Match List-I with List-II

\[ \begin{array}{|l|l|} \hline \textbf{List-I} & \textbf{List-II} \\ \hline (A) \; \text{Classius Clapeyron equation} & (I) \; PV^\gamma = \text{constant} \\ (B) \; \text{Gibbs Function} & (II) \; U + PV \\ (C) \; \text{Enthalpy} & (III) \; U - TS + PV \\ (D) \; \text{Adiabatic change in Perfect Gas} & (IV) \; \dfrac{dP}{dT} = \dfrac{L}{T (V_2 - V_1)} \\ \hline \end{array} \]
Choose the correct answer from the options given below:

• (A) - (IV), (B) - (III), (C) - (II), (D) - (I)
• (A) - (I), (B) - (II), (C) - (III), (D) - (IV)
• (A) - (III), (B) - (IV), (C) - (I), (D) - (II)
• (A) - (II), (B) - (I), (C) - (IV), (D) - (III)

Hint:

Remember the four main thermodynamic potentials:
Internal Energy: U
Enthalpy: H = U + PV
Helmholtz Free Energy: F = U - TS
Gibbs Free Energy: G = H - TS = U + PV - TS
Knowing these definitions by heart is crucial for thermodynamics questions.

Answer 1

The Correct Option is A

Objective: Match thermodynamic equations and definitions with their names.

Analysis:

(A) Clausius-Clapeyron equation: Describes the slope of the coexistence curve on a P-T diagram, relating it to latent heat (L) and volume change (V₂ - V₁) as \( \frac{dP}{dT} = \frac{L}{T(V_2 - V_1)} \). This corresponds to (IV).
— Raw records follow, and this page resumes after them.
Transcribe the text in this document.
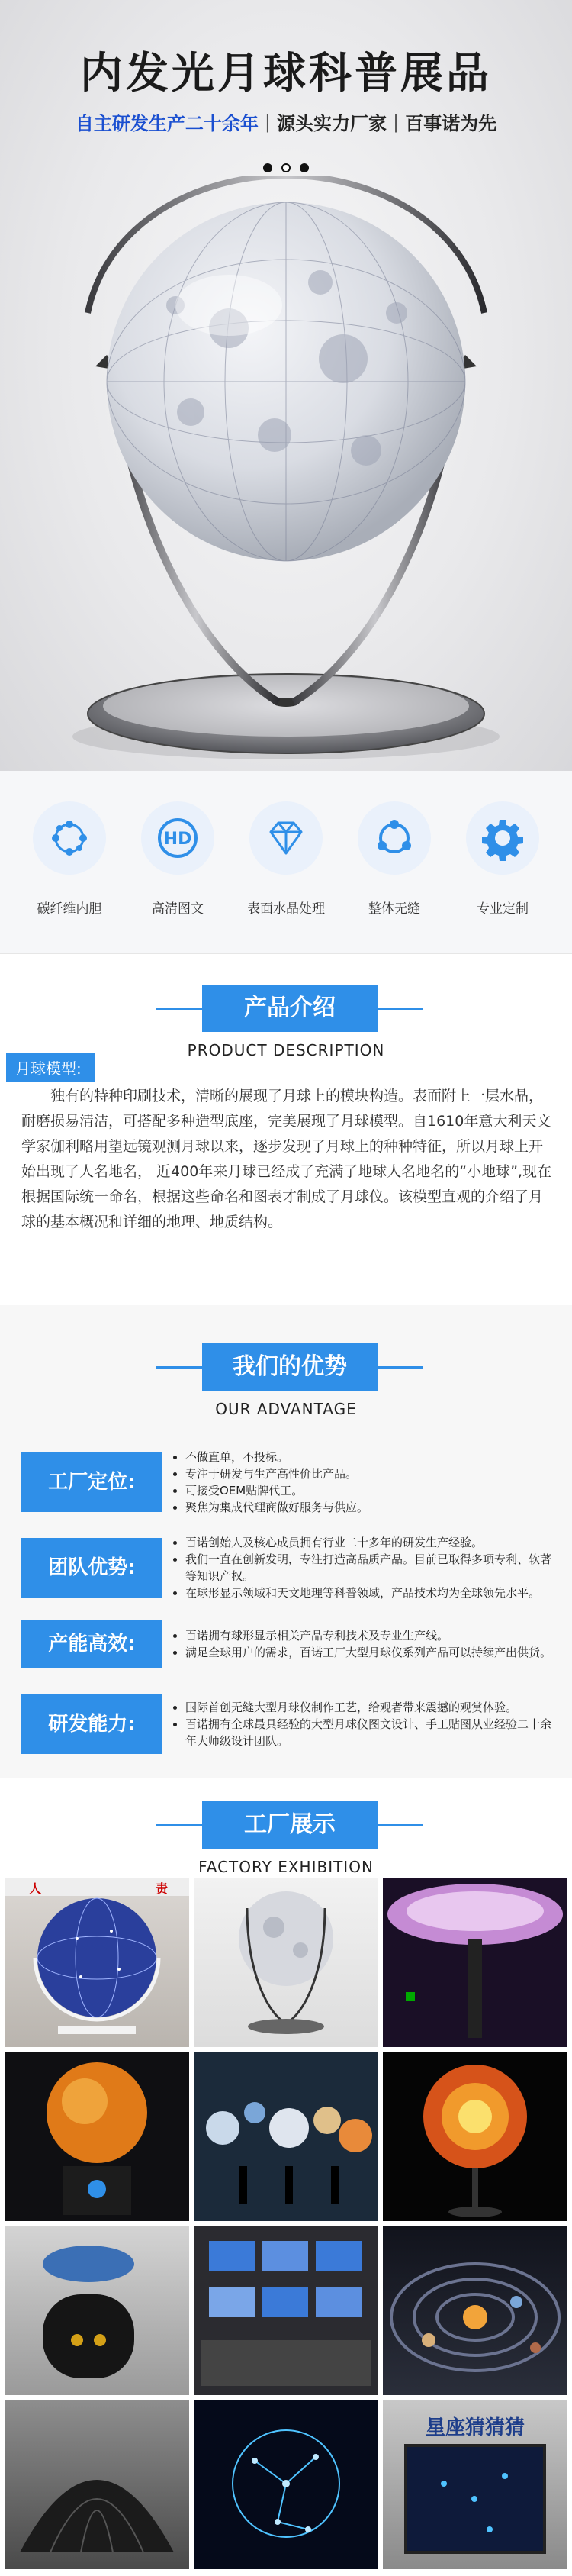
内发光月球科普展品
自主研发生产二十余年 | 源头实力厂家 | 百事诺为先
碳纤维内胆
HD
高清图文	表面水晶处理	整体无缝	专业定制
产品介绍
PRODUCT DESCRIPTION
月球模型:
独有的特种印刷技术，清晰的展现了月球上的模块构造。表面附上一层水晶，耐磨损易清洁，可搭配多种造型底座，完美展现了月球模型。自1610年意大利天文学家伽利略用望远镜观测月球以来，逐步发现了月球上的种种特征，所以月球上开始出现了人名地名， 近400年来月球已经成了充满了地球人名地名的“小地球”,现在根据国际统一命名，根据这些命名和图表才制成了月球仪。该模型直观的介绍了月球的基本概况和详细的地理、地质结构。
我们的优势
OUR ADVANTAGE
工厂定位:
• 不做直单，不投标。
• 专注于研发与生产高性价比产品。
• 可接受OEM贴牌代工。
• 聚焦为集成代理商做好服务与供应。
团队优势:
• 百诺创始人及核心成员拥有行业二十多年的研发生产经验。
• 我们一直在创新发明，专注打造高品质产品。目前已取得多项专利、软著等知识产权。
• 在球形显示领域和天文地理等科普领域，产品技术均为全球领先水平。
产能高效:
•	百诺拥有球形显示相关产品专利技术及专业生产线。
• 满足全球用户的需求，百诺工厂大型月球仪系列产品可以持续产出供货。
研发能力:
• 国际首创无缝大型月球仪制作工艺，给观者带来震撼的观赏体验。
• 百诺拥有全球最具经验的大型月球仪图文设计、手工贴图从业经验二十余年大师级设计团队。
工厂展示
FACTORY EXHIBITION
人	责
星座猜猜猜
(B) Gibbs Function (G): Defined as \( G = H - TS \). Substituting \( H = U + PV \), it becomes \( G = U + PV - TS \). This corresponds to (III).

(C) Enthalpy (H): Defined as \( H = U + PV \), representing the sum of internal energy and the product of pressure and volume. This corresponds to (II).
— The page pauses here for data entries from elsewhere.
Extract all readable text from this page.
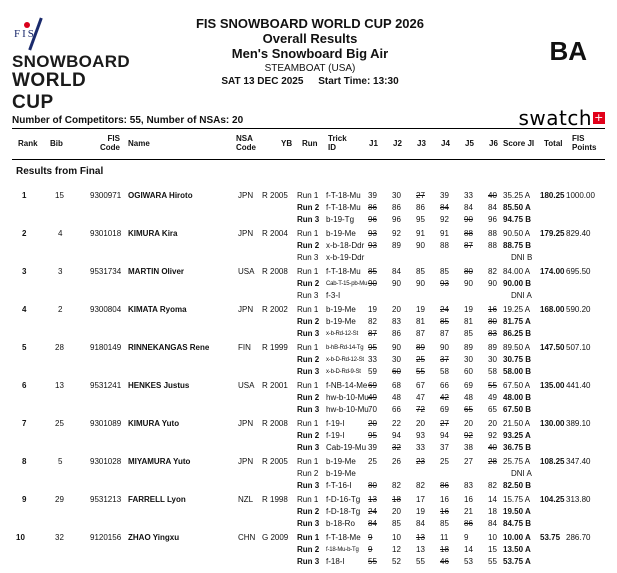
FIS
SNOWBOARD
WORLD CUP
FIS SNOWBOARD WORLD CUP 2026
Overall Results
Men's Snowboard Big Air
STEAMBOAT (USA)
SAT 13 DEC 2025 Start Time: 13:30
BA
Number of Competitors: 55, Number of NSAs: 20	swatch +
Rank Bib
FIS
Code Name
NSA
Code	YB Run
Trick
ID	J1 J2 J3 J4 J5 J6 Score JI Total
FIS
Points
Results from Final
1	15	9300971 OGIWARA Hiroto	JPN R 2005	180.25 1000.00
Run 1 f-T-18-Mu 39 30 27 39 33 40 35.25 A
Run 2 f-T-18-Mu 86 86 86 84 84 84 85.50 A
Run 3 b-19-Tg 96 96 95 92 90 96 94.75 B
2	4	9301018 KIMURA Kira	JPN R 2004	179.25 829.40
Run 1 b-19-Me 93 92 91 91 88 88 90.50 A
Run 2 x-b-18-Ddr 93 89 90 88 87 88 88.75 B
Run 3 x-b-19-Ddr	DNI B
3	3	9531734 MARTIN Oliver	USA R 2008	174.00 695.50
Run 1 f-T-18-Mu 85 84 85 85 80 82 84.00 A
Run 2 Cab-T-15-pb-Mu 90 90 90 93 90 90 90.00 B
Run 3 f-3-I	DNI A
4	2	9300804 KIMATA Ryoma	JPN R 2002	168.00 590.20
Run 1 b-19-Me 19 20 19 24 19 16 19.25 A
Run 2 b-19-Me 82 83 81 85 81 80 81.75 A
Run 3 x-b-Rd-12-St 87 86 87 87 85 83 86.25 B
5	28	9180149 RINNEKANGAS Rene	FIN R 1999	147.50 507.10
Run 1 b-hB-Rd-14-Tg 95 90 89 90 89 89 89.50 A
Run 2 x-b-D-Rd-12-St 33 30 25 37 30 30 30.75 B
Run 3 x-b-D-Rd-9-St 59 60 55 58 60 58 58.00 B
6	13	9531241 HENKES Justus	USA R 2001	135.00 441.40
Run 1 f-NB-14-Me 69 68 67 66 69 55 67.50 A
Run 2 hw-b-10-Mu 49 48 47 42 48 49 48.00 B
Run 3 hw-b-10-Mu 70 66 72 69 65 65 67.50 B
7	25	9301089 KIMURA Yuto	JPN R 2008	130.00 389.10
Run 1 f-19-I	20 22 20 27 20 20 21.50 A
Run 2 f-19-I	95 94 93 94 92 92 93.25 A
Run 3 Cab-19-Mu 39 32 33 37 38 40 36.75 B
8	5	9301028 MIYAMURA Yuto	JPN R 2005	108.25 347.40
Run 1 b-19-Me 25 26 23 25 27 28 25.75 A
Run 2 b-19-Me	DNI A
Run 3 f-T-16-I 80 82 82 86 83 82 82.50 B
9	29	9531213 FARRELL Lyon	NZL R 1998	104.25 313.80
Run 1 f-D-16-Tg 13 18 17 16 16 14 15.75 A
Run 2 f-D-18-Tg 24 20 19 16 21 18 19.50 A
Run 3 b-18-Ro 84 85 84 85 86 84 84.75 B
10	32	9120156 ZHAO Yingxu	CHN G 2009	53.75 286.70
Run 1 f-T-18-Me 9 10 13 11 9 10 10.00 A
Run 2 f-18-Mu-b-Tg 9 12 13 18 14 15 13.50 A
Run 3 f-18-I	55 52 55 46 53 55 53.75 A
(D) Adiabatic change in Perfect Gas: For a reversible adiabatic process, the relationship is \( PV^\gamma = \text{constant} \), where \( \gamma \) is the heat capacity ratio. This corresponds to (I).

Conclusion: The correct pairings are (A)-(IV), (B)-(III), (C)-(II), and (D)-(I). This aligns with option (A).